Introduction
We use the content of emails and other documents to let AI suggest filing locations in our DMS. For this, already present documents are crawled, and individual words are hold against an ever extending client specific word list, thereby replacing the text parts with lists of indices.
Using this method we arrive at macro F1 shores of 80% or higher, depending on several configuration choices. The word list contains also very client specific words, like email addresses, names and even numbers.
By checking which words are also present in commonly available word lists, we were able to run the AI training either with the complete wordlist, or only those form these common wordlists.
Method
Because most of the text in our DMS are either in English or in Dutch, we used the word list below to mark which of the words we already had could be considered common.

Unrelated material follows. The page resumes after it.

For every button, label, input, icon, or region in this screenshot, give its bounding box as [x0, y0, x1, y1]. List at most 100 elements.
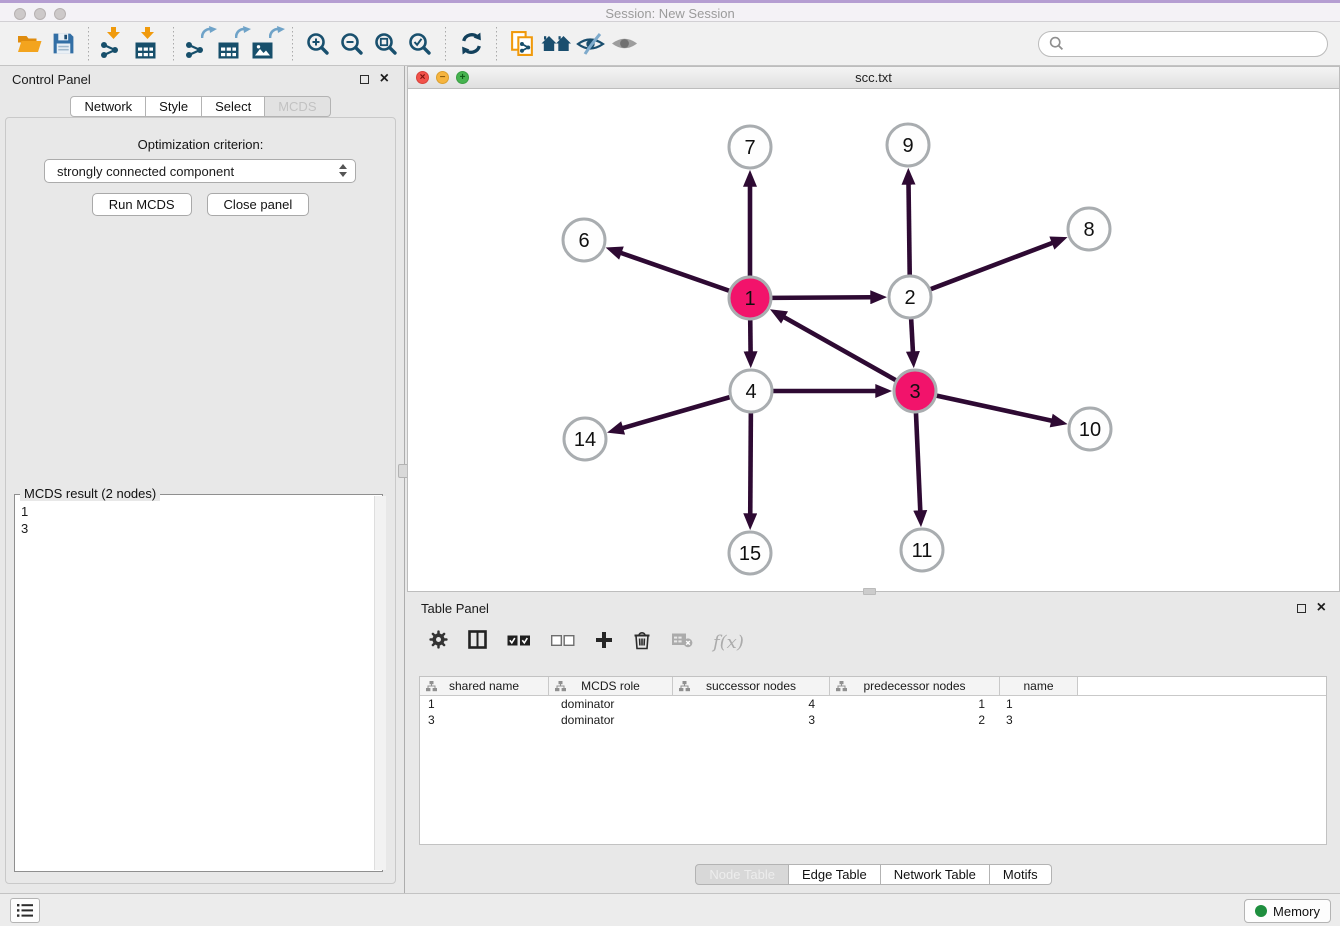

Then we could train our model either with all words, or only with the 'common' words.
Dutch: https://github.com/OpenTaal/opentaal-wordlist
English: https://github.com/dwyl/english-words/
Preliminary analytics
Our word list contained about 800.000 different words from the crawling proces. After marking using the common libraries, it appeared that only 13% could be parked as common. However, for training our AI ignores words that are not often used (20 is currently the limit for this). When only looking at these remaining relevant words 60% appeared to be common.
All Words: | ||
Used | Origin | Count |
Yes | Tenant | 694547 |
Yes | Common | 102701 |
No | Common | 724001 |
Sum | 1521249 |
Fraction from all used word in common dictionary | 0,128819 |
Often used words (>20) | ||
Origin | Language | Words |
Common | English | 4435 |
Tenant | Unknown | 6330 |
Common | Dutch | 5329 |
Common | Unknown | 31 |
Sum | 16125 |
Fraction from often used words in common dictionary | 0,605519 |
Results
When only training using the words from the common library, we arrived at an F1 value of 75% instead of 80%. As expected, this score is lower than when including the proprietary words for training, the value is still quite good. For document type classification, we have far to few documents labeled. Without knowing the significance at these levels, it seems however that the F1 is even slightly better when only common words are used: 24% instead of 21%.